03-19-2024 10:27 AM
x460-G2 stack version 31.7.2.28-patch1-8
Tricky issue to describe: We have two internet connections and use a policy file to route traffic (based on layer 3 VLAN) to the connections for balancing. There are small twice daily updates to the policy file for 'bed time rules'. Occasionally we need to make significant policy changes, like for maintenance or if one internet connection is faulty. For the second time since this FW (applied June 2023), after a major policy file switch, the whole stack gets flakey. It's like all traffic starts going to the default route instead of the proper local VLAN, which we can see using traceroutes. We can't even access the stack via network and have to console in. We have to do a soft reboot of the stack. After the reboot everything is fine, so we know the policy file is OK.
Assuming the switch config is OK and the policy file is OK (since everything is good after reboot), what could be happening? Is there something more I can check while the issue is occuring? Are there proper commands to run while applying the policy file (we just do a check policy then refresh policy after replacing the file)? Is there a 'flush' option? Is there an issue with this firmware?
This is production so it's extremely difficult to test (pun intended) and our window for FW updates is limited unless we have good reason to believe there would be a fix.
Solved! Go to Solution.
03-21-2024 05:51 AM
Without more information my guess is that changing the routes in the hardware tables goes wrong or takes a long time. During that time traffic is send to the CPU for forwarding instead of through hardware and is causing the CPU to become too busy.

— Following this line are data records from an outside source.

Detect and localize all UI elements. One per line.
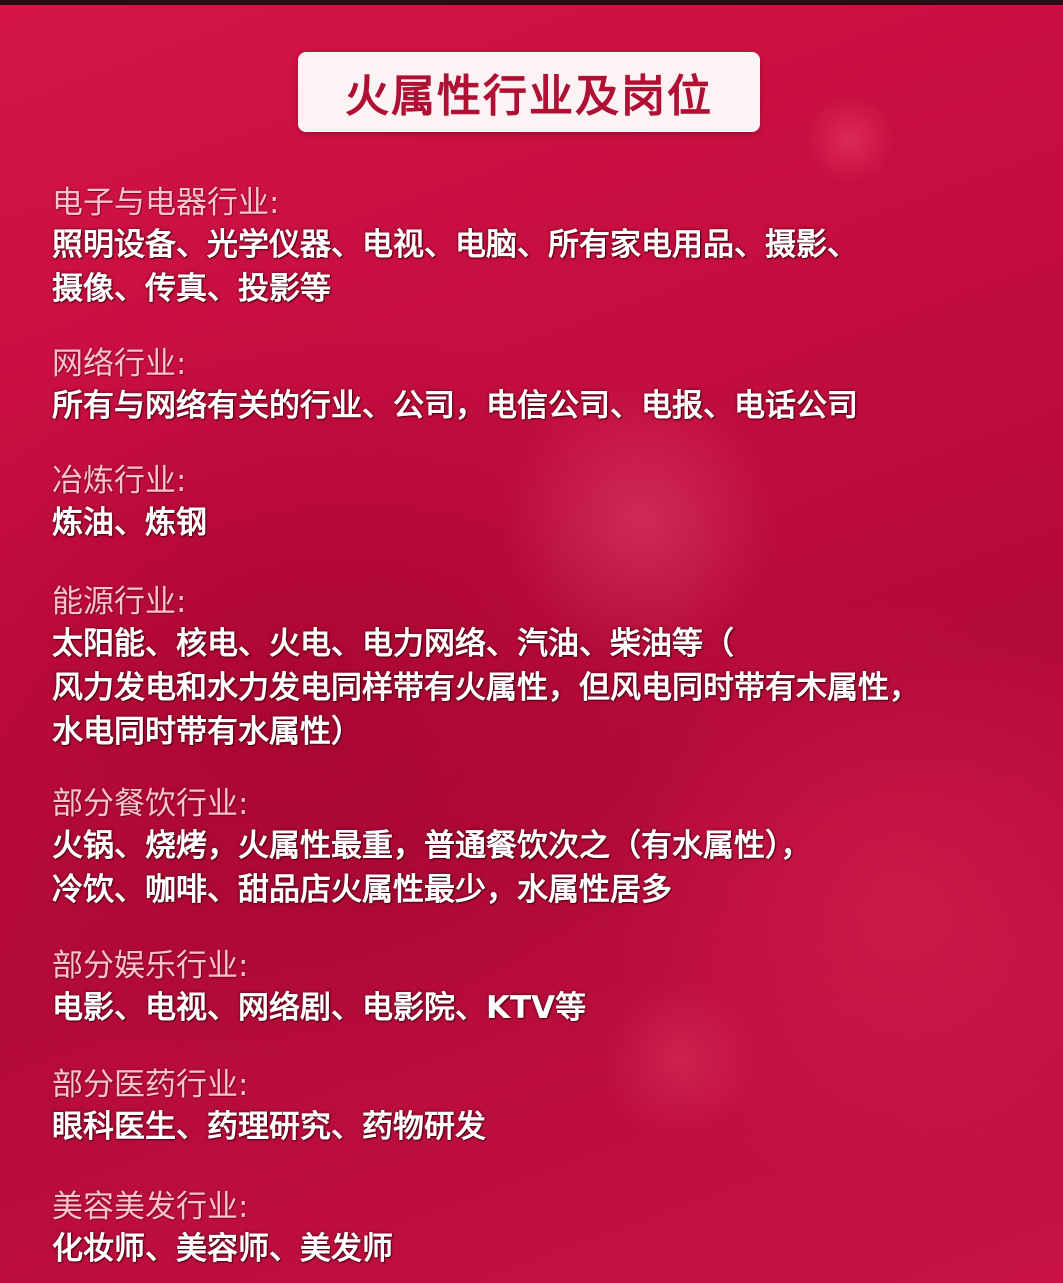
- section-heading: 美容美发行业:: [52, 1189, 249, 1225]
- section-text-line: 风力发电和水力发电同样带有火属性，但风电同时带有木属性，: [52, 670, 920, 706]
- section-energy: 能源行业: 太阳能、核电、火电、电力网络、汽油、柴油等（ 风力发电和水力发电同样…: [52, 582, 1032, 754]
- section-heading: 能源行业:: [52, 584, 187, 620]
- section-medicine: 部分医药行业: 眼科医生、药理研究、药物研发: [52, 1065, 1032, 1149]
- section-text-line: 摄像、传真、投影等: [52, 271, 331, 307]
- section-text-line: 眼科医生、药理研究、药物研发: [52, 1109, 486, 1145]
- section-text-line: 水电同时带有水属性）: [52, 714, 362, 750]
- title-card: 火属性行业及岗位: [298, 52, 760, 132]
- section-text-line: 化妆师、美容师、美发师: [52, 1231, 393, 1267]
- section-text-line: 炼油、炼钢: [52, 505, 207, 541]
- top-border: [0, 0, 1063, 5]
- section-heading: 部分餐饮行业:: [52, 786, 249, 822]
- section-heading: 冶炼行业:: [52, 463, 187, 499]
- section-entertainment: 部分娱乐行业: 电影、电视、网络剧、电影院、KTV等: [52, 946, 1032, 1030]
- section-smelting: 冶炼行业: 炼油、炼钢: [52, 461, 1032, 545]
- section-text-line: 太阳能、核电、火电、电力网络、汽油、柴油等（: [52, 626, 734, 662]
- section-heading: 网络行业:: [52, 346, 187, 382]
- section-text-line: 电影、电视、网络剧、电影院、KTV等: [52, 990, 587, 1026]
- section-text-line: 照明设备、光学仪器、电视、电脑、所有家电用品、摄影、: [52, 227, 858, 263]
- section-text-line: 所有与网络有关的行业、公司，电信公司、电报、电话公司: [52, 388, 858, 424]
- section-catering: 部分餐饮行业: 火锅、烧烤，火属性最重，普通餐饮次之（有水属性）， 冷饮、咖啡、…: [52, 784, 1032, 912]
- section-beauty: 美容美发行业: 化妆师、美容师、美发师: [52, 1187, 1032, 1271]
- section-electronics: 电子与电器行业: 照明设备、光学仪器、电视、电脑、所有家电用品、摄影、 摄像、传…: [52, 183, 1032, 311]
- section-heading: 部分娱乐行业:: [52, 948, 249, 984]
- section-text-line: 冷饮、咖啡、甜品店火属性最少，水属性居多: [52, 872, 672, 908]
- section-text-line: 火锅、烧烤，火属性最重，普通餐饮次之（有水属性），: [52, 828, 812, 864]
- section-heading: 电子与电器行业:: [52, 185, 280, 221]
- section-network: 网络行业: 所有与网络有关的行业、公司，电信公司、电报、电话公司: [52, 344, 1032, 428]
- section-heading: 部分医药行业:: [52, 1067, 249, 1103]
- page-title: 火属性行业及岗位: [345, 71, 713, 122]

Another issue could be a long install of the policy, do you use refresh policy or uninstall/install ? Refresh policy can take significantly longer time than unconfigure access-list and configure the same ACL again.
03-21-2024 05:51 AM
Without more information my guess is that changing the routes in the hardware tables goes wrong or takes a long time. During that time traffic is send to the CPU for forwarding instead of through hardware and is causing the CPU to become too busy.
Another issue could be a long install of the policy, do you use refresh policy or uninstall/install ? Refresh policy can take significantly longer time than unconfigure access-list and configure the same ACL again.